Although mainly built by soldiers of the three legions of Britain, the Wall was manned by the second-line auxiliary troops. Its purpose was to control movement across the frontier, record low-intensity threats, but there was no intention of fighting from the wall top. The soldiers were trained to encounter the enemy in the open. They were organized into regiments nominally either 500 or 1,000 strong and either infantry or cavalry or both. The 500-strong mixed infantry and cavalry unit was the workhorse of the frontier. Each fort on the Wall appears to have been built to hold a single auxiliary unit.
The troops based in the forts and milecastles of the Wall were mostly recruited from the north-western provinces of the Roman empire, though some were from further afield.

Hadrian’s Wall – a defensive fortification in the Roman province of Britannia – served as a frontier for several Roman incursions into Caledonia, the Latin name given by the Romans to the land in today’s Scotland north of their province of Britannia, beyond the frontier of their empire.
There were originally 12 main forts along the Wall and a few others that were added later, totally 17. They were occupied by about 10,000 troops and controlled traffic between Caledonia and the Roman Empire.
Hadrian’s Wall did not exclusively serve the purpose of protection; when the Romans were not in war with the Caledonians, they were trading with them.
Vallum, an earthwork to the south 120 Roman feet (about 35 meters) wide, consisted of a central ditch between two mounds. Did this unusual feature of Hadrian’s Wall serve for traffic between north and south, or was it built for protection?

Another important building was the granary, built with ventilation beneath the floor to avoid humidity and rot. Each had enough food stored to survive a year’s siege. Hadrian’s Wall appears to have continued in this form into the late 2nd century.

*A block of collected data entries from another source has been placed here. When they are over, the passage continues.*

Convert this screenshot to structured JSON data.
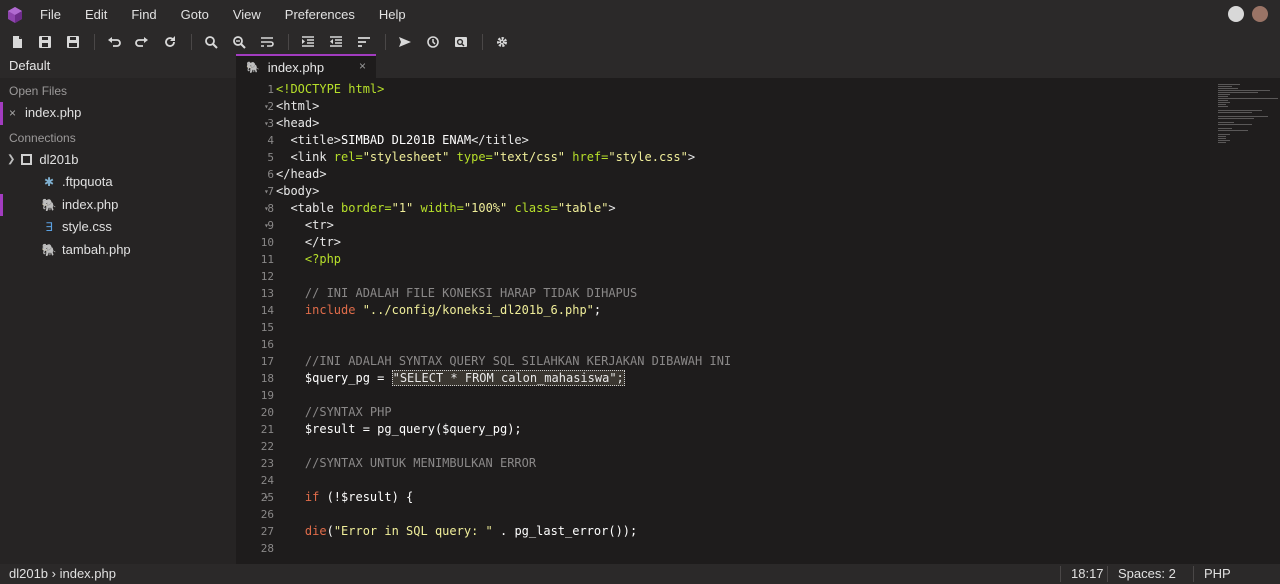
{
  "menubar": {
    "items": [
      "File",
      "Edit",
      "Find",
      "Goto",
      "View",
      "Preferences",
      "Help"
    ]
  },
  "toolbar": {
    "icons": [
      "new-file-icon",
      "save-icon",
      "save-all-icon",
      "undo-icon",
      "redo-icon",
      "reload-icon",
      "search-icon",
      "search-replace-icon",
      "wrap-icon",
      "indent-icon",
      "outdent-icon",
      "sort-icon",
      "send-icon",
      "history-icon",
      "preview-icon",
      "settings-icon"
    ]
  },
  "sidebar": {
    "title": "Default",
    "open_files_label": "Open Files",
    "open_files": [
      {
        "name": "index.php",
        "close": "×"
      }
    ],
    "connections_label": "Connections",
    "connection": {
      "name": "dl201b"
    },
    "files": [
      {
        "name": ".ftpquota",
        "icon": "asterisk-icon",
        "glyph": "✱",
        "color": "#7fb0d0"
      },
      {
        "name": "index.php",
        "icon": "php-elephant-icon",
        "glyph": "🐘",
        "color": "#c36ad8"
      },
      {
        "name": "style.css",
        "icon": "css-icon",
        "glyph": "∃",
        "color": "#5aa0e0"
      },
      {
        "name": "tambah.php",
        "icon": "php-elephant-icon",
        "glyph": "🐘",
        "color": "#c36ad8"
      }
    ]
  },
  "tab": {
    "label": "index.php",
    "close": "×"
  },
  "editor": {
    "line_numbers": [
      "1",
      "2",
      "3",
      "4",
      "5",
      "6",
      "7",
      "8",
      "9",
      "10",
      "11",
      "12",
      "13",
      "14",
      "15",
      "16",
      "17",
      "18",
      "19",
      "20",
      "21",
      "22",
      "23",
      "24",
      "25",
      "26",
      "27",
      "28"
    ],
    "folds": [
      "",
      "▾",
      "▾",
      "",
      "",
      "",
      "▾",
      "▾",
      "▾",
      "",
      "",
      "",
      "",
      "",
      "",
      "",
      "",
      "",
      "",
      "",
      "",
      "",
      "",
      "",
      "▾",
      "",
      "",
      ""
    ],
    "lines": [
      [
        [
          "tgb",
          "<!DOCTYPE html>"
        ]
      ],
      [
        [
          "tg",
          "<html>"
        ]
      ],
      [
        [
          "tg",
          "<head>"
        ]
      ],
      [
        [
          "tg",
          "  <title>"
        ],
        [
          "var",
          "SIMBAD DL201B ENAM"
        ],
        [
          "tg",
          "</title>"
        ]
      ],
      [
        [
          "tg",
          "  <link "
        ],
        [
          "at",
          "rel="
        ],
        [
          "st",
          "\"stylesheet\""
        ],
        [
          "tg",
          " "
        ],
        [
          "at",
          "type="
        ],
        [
          "st",
          "\"text/css\""
        ],
        [
          "tg",
          " "
        ],
        [
          "at",
          "href="
        ],
        [
          "st",
          "\"style.css\""
        ],
        [
          "tg",
          ">"
        ]
      ],
      [
        [
          "tg",
          "</head>"
        ]
      ],
      [
        [
          "tg",
          "<body>"
        ]
      ],
      [
        [
          "tg",
          "  <table "
        ],
        [
          "at",
          "border="
        ],
        [
          "st",
          "\"1\""
        ],
        [
          "tg",
          " "
        ],
        [
          "at",
          "width="
        ],
        [
          "st",
          "\"100%\""
        ],
        [
          "tg",
          " "
        ],
        [
          "at",
          "class="
        ],
        [
          "st",
          "\"table\""
        ],
        [
          "tg",
          ">"
        ]
      ],
      [
        [
          "tg",
          "    <tr>"
        ]
      ],
      [
        [
          "tg",
          "    </tr>"
        ]
      ],
      [
        [
          "tgb",
          "    <?php"
        ]
      ],
      [
        [
          "tg",
          ""
        ]
      ],
      [
        [
          "cm",
          "    // INI ADALAH FILE KONEKSI HARAP TIDAK DIHAPUS"
        ]
      ],
      [
        [
          "kw",
          "    include "
        ],
        [
          "st",
          "\"../config/koneksi_dl201b_6.php\""
        ],
        [
          "var",
          ";"
        ]
      ],
      [
        [
          "tg",
          ""
        ]
      ],
      [
        [
          "tg",
          ""
        ]
      ],
      [
        [
          "cm",
          "    //INI ADALAH SYNTAX QUERY SQL SILAHKAN KERJAKAN DIBAWAH INI"
        ]
      ],
      [
        [
          "var",
          "    $query_pg = "
        ],
        [
          "hl",
          "\"SELECT * FROM calon_mahasiswa\";"
        ]
      ],
      [
        [
          "tg",
          ""
        ]
      ],
      [
        [
          "cm",
          "    //SYNTAX PHP"
        ]
      ],
      [
        [
          "var",
          "    $result = pg_query($query_pg);"
        ]
      ],
      [
        [
          "tg",
          ""
        ]
      ],
      [
        [
          "cm",
          "    //SYNTAX UNTUK MENIMBULKAN ERROR"
        ]
      ],
      [
        [
          "tg",
          ""
        ]
      ],
      [
        [
          "kw",
          "    if "
        ],
        [
          "var",
          "(!$result) {"
        ]
      ],
      [
        [
          "tg",
          ""
        ]
      ],
      [
        [
          "kw",
          "    die"
        ],
        [
          "var",
          "("
        ],
        [
          "st",
          "\"Error in SQL query: \""
        ],
        [
          "var",
          " . pg_last_error());"
        ]
      ],
      [
        [
          "tg",
          ""
        ]
      ]
    ]
  },
  "statusbar": {
    "breadcrumb": "dl201b › index.php",
    "position": "18:17",
    "indent": "Spaces: 2",
    "language": "PHP"
  }
}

After Hadrian’s death in 138, civilian settlements began to be built just outside the gates at Housesteads and other forts. There were built several temples to honor Jupiter and eastern mystery religions such as Mithraism.
See also:
Picts: Facts And History About Mysterious People Of Northern Scotland
A major war took place shortly after AD 180, when ‘the tribes crossed the Wall which divided them from the Roman forts and killed a general and the troops he had with him’, according to ancient historical sources. The forts on Hadrian’s Wall had a long life of nearly 300 years and all continued to the end of Roman Britain that is into the early 5th century.
The latest coins found on Hadrian’s Wall were minted in AD 403–6.
In the years that followed, Hadrian’s Wall became a quarry for the stone to build castles and churches, farms and houses along its line. It was only from the mid-19th century archaeologists and historians began to study Hadrian’s Wall or rather its still outstanding remains.